We got lost in the hospital- we went up the wrong elevators and then forgot to stop and check in with security when we finally found Labor and Delivery. A nurse came out and explained to us that S. was in labor right then, and asked if we expected to be in the room.

I told her that she had asked that I be there, but maybe she could make sure, since I felt reluctant to barge in on the poor girl. I mean, that is not really the most comfortable time to meet someone. She want away to check.

Ten minutes later, a young man vaguely familiar appeared through the doors and opened his arms, a bewildered, tender and expectant expression on his face. It took us a moment, and then we realized this was the birth father.

We converged on him with joy; my anxiety was completely gone, replaced with some buoyant combination of affection and delight. I gave him a hug, Keith shook his hand. It took us a few moments to actually hear what he was saying; S. had already given birth.

It had happened that quickly, while we were pacing around the waiting room, picking up magazines and putting them down again.

We were given visitor badges and taken down to the room. I followed D. into the room and met the bright, curious eyes of S. for the first time. Her face was gentle and kind; she was as quiet as I was.

Our hearts broke, immediately. We'd been telling these two that they were family for some time now, and at that time, we knew they were.

Here began a rather surreal time. Each time the door opened, I sat up, expecting the nurse entering to be bringing the baby. This never happened.
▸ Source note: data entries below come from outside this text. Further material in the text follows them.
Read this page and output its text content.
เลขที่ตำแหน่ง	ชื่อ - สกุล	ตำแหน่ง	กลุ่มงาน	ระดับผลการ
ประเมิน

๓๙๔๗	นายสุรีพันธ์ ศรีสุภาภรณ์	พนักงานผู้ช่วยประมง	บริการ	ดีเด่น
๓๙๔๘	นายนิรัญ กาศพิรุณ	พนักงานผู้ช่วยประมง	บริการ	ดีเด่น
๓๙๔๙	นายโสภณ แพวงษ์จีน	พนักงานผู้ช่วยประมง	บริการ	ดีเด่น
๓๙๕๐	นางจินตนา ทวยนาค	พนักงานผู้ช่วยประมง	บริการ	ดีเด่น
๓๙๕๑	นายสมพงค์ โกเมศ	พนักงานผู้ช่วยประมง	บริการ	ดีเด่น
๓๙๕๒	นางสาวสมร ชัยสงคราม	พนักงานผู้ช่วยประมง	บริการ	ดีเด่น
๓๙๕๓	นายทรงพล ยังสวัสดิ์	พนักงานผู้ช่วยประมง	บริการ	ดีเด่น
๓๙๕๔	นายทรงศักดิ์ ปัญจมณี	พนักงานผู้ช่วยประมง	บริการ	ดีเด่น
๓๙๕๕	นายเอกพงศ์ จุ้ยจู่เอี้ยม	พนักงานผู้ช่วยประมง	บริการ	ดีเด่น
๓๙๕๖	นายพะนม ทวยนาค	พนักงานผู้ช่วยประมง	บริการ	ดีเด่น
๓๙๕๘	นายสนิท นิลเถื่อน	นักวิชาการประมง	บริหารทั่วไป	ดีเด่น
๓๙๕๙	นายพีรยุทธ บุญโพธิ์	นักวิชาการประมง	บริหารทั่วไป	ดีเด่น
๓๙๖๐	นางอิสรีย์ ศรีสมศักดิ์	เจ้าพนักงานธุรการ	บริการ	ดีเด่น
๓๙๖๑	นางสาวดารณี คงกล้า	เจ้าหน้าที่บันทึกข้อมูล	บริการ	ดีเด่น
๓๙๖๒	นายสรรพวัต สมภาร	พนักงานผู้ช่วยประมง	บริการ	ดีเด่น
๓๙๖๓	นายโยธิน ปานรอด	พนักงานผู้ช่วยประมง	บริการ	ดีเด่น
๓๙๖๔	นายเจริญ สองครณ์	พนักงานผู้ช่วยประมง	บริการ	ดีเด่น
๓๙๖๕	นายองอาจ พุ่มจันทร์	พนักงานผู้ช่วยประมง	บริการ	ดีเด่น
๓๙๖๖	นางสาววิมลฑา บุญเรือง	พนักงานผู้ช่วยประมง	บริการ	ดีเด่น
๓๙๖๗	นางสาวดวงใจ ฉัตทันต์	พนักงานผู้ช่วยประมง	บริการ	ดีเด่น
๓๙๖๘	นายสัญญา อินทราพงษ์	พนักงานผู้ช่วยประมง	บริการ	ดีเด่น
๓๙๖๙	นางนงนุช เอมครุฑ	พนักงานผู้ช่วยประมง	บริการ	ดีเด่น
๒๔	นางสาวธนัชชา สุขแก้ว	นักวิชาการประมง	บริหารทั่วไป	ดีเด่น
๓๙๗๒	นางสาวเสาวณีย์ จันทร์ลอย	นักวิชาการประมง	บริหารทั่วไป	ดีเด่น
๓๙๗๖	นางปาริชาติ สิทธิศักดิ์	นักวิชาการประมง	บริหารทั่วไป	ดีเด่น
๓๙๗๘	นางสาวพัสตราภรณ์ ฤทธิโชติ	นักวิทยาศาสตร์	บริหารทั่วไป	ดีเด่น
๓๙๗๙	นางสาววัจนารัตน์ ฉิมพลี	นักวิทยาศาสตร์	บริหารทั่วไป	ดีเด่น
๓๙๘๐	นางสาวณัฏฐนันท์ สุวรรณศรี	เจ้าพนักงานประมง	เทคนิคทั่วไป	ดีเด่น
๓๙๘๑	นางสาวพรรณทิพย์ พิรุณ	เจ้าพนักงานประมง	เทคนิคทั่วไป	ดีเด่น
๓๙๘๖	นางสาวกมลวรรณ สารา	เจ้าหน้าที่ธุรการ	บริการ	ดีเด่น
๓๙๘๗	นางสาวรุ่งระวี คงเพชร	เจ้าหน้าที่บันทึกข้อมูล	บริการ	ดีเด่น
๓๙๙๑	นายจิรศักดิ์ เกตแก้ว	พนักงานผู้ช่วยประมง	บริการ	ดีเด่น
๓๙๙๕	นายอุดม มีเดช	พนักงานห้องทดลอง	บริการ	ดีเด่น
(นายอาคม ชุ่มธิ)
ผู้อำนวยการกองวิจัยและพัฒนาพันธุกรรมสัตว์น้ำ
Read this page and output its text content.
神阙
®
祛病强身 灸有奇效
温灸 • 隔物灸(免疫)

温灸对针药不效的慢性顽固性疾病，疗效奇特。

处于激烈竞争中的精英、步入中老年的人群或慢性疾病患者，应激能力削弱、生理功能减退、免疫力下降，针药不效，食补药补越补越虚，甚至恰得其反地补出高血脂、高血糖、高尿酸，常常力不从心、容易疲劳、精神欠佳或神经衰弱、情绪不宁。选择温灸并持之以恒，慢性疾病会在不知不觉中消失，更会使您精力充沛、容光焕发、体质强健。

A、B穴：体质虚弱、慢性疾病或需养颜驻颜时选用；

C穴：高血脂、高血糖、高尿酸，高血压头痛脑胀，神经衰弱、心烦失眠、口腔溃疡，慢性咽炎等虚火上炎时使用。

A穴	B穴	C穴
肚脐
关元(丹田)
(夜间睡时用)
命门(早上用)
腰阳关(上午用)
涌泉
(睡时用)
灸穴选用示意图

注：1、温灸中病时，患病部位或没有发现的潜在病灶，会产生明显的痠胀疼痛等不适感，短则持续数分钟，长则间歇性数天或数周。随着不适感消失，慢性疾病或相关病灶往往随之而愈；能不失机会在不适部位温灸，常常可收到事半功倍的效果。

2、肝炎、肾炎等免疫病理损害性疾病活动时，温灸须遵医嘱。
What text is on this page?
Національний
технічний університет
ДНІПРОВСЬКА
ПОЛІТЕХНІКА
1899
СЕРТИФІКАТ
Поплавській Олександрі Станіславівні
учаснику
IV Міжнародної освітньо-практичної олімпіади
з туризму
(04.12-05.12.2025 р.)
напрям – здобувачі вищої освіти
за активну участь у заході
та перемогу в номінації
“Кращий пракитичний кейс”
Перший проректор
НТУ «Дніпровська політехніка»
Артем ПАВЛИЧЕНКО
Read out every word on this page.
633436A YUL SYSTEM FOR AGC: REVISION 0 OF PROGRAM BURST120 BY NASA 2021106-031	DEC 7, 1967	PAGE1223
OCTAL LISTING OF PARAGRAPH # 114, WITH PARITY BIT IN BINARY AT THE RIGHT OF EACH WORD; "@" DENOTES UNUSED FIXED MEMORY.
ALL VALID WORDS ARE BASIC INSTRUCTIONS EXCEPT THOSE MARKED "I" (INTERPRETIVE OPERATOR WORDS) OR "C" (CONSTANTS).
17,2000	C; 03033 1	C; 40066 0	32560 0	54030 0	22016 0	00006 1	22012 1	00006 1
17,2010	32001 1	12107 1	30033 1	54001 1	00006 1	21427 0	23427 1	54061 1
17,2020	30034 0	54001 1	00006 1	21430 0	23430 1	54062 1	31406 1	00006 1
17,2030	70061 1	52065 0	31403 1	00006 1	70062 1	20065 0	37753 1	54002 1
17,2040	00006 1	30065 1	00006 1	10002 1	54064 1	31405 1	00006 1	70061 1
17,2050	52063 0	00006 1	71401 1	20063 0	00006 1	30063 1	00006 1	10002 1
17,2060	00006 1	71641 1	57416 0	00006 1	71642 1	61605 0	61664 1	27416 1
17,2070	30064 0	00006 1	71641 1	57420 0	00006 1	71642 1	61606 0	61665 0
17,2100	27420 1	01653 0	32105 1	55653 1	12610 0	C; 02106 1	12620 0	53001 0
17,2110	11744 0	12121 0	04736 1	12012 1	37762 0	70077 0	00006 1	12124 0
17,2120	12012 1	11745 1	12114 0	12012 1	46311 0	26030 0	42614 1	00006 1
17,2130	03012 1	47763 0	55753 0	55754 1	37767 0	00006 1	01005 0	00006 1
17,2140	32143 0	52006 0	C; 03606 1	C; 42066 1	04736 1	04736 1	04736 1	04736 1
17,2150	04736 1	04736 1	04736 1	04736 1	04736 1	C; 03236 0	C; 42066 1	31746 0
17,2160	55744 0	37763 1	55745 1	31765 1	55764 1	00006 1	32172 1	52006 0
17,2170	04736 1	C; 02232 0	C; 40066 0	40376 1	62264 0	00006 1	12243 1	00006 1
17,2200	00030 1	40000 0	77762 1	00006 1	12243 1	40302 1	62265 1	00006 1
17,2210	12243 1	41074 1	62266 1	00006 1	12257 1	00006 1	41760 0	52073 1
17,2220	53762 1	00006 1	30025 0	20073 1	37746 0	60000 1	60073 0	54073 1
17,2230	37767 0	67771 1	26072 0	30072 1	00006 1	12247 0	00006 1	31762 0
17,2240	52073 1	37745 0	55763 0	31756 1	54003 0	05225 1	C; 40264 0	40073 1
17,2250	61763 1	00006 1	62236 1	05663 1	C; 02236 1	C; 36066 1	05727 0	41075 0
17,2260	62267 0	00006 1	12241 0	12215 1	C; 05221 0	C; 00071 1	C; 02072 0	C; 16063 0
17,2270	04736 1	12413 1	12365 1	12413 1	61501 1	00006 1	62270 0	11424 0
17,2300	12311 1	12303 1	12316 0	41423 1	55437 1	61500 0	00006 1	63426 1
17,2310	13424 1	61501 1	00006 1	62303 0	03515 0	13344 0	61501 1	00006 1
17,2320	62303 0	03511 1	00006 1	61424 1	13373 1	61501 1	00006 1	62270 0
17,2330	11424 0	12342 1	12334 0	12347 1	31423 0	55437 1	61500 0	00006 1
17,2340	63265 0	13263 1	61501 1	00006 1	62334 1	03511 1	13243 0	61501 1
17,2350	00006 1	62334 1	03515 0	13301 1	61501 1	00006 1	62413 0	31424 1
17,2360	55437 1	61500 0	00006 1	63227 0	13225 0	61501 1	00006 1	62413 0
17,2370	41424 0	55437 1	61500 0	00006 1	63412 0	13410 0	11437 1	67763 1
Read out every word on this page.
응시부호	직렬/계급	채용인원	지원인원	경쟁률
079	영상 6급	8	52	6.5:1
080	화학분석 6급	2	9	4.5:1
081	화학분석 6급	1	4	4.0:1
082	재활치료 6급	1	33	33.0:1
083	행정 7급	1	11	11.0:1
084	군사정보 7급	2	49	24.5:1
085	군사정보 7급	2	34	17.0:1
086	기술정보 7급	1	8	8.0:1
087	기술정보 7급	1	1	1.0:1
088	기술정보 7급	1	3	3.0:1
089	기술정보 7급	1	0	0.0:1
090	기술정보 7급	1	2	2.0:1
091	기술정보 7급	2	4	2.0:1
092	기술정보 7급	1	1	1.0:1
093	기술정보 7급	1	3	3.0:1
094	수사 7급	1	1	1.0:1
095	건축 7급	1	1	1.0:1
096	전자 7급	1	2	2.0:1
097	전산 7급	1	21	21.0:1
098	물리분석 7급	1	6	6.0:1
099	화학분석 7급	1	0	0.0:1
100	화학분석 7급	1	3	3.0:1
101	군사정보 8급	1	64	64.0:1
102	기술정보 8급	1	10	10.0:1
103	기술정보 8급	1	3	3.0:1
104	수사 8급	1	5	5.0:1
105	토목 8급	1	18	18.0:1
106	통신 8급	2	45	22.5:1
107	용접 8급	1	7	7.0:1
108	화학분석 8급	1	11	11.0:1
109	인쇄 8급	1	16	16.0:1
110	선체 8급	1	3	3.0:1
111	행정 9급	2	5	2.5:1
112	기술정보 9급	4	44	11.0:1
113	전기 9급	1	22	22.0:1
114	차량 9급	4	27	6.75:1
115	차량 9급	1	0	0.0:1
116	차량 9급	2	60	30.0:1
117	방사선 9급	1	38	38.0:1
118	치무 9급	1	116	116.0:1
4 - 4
Eventually, the doctor returned, clutching a large drink with a straw and rapidly mumbled something in some unintelligible accent and then left.

The only thing we caught out of this monologue was that the baby was doing fine and was not on oxygen. So I continued to expect the baby to be wheeled into the room and this continued not to happen.

What was surreal was that, in some way, I already felt bonded to this baby- this baby that was real, was present- and yet, still I had not seen her or touched her, even though she was somewhere not far away- just down the hall, in another room.

This felt jarringly wrong, that she should be somewhere other than where I was. I kept stifling the urge to stand up and go running down the hall, opening doors until I found her, or to demand that one of the nurses bring her immediately. It was kind of like a dream- a frustrating dream that is not quite a nightmare, but where things are just out of reach, or where you are running and running and getting nowhere.

Instead of giving into these crazy impulses, I sat still and composed, talking with S. and D. We found out that we had so many things in common and that it was these very things that made them choose us as adoptive parents. It was if we'd known them a long time and it was not hard to make conversation with them.

"It was meant to be," D. told us, confidently.

Eventually, D. got restless himself and we decided, he and I, to go in search of Baby while Keith stayed to keep S. company.

D. and I were let into the newborn nursery, which was bright with overhead light and full of beeping, confusing equipment. I kept looking around in an unfocused haze of something I can't describe, knowing that at any moment, I would see her.

I remember a nurse with a kind face taking hold of me and directing me over to one of the heated bassinets. On it was a tiny infant with thin arms and thin bowed legs, eyes screwed shut, wires attached to her feet and hands, wearing a diaper too big and propped up with a rolled up towel, like a tiny nest.

The nurse was saying something, but I wasn't taking it in. This feeling was rolling over and through me, a feeling without words. It was as if all my love lifted out of me and settled around this tiny infant, this little person.

I didn't even touch her- the nurse explained we had to wash our hands and we hadn't yet. I just stood looking at her in awe, caught up in this feeling.

"She's beautiful," I told D.

"We know she's in good hands," he said.

Now I have to stop writing, but I'll continue with this maybe tomorrow, if I have time again.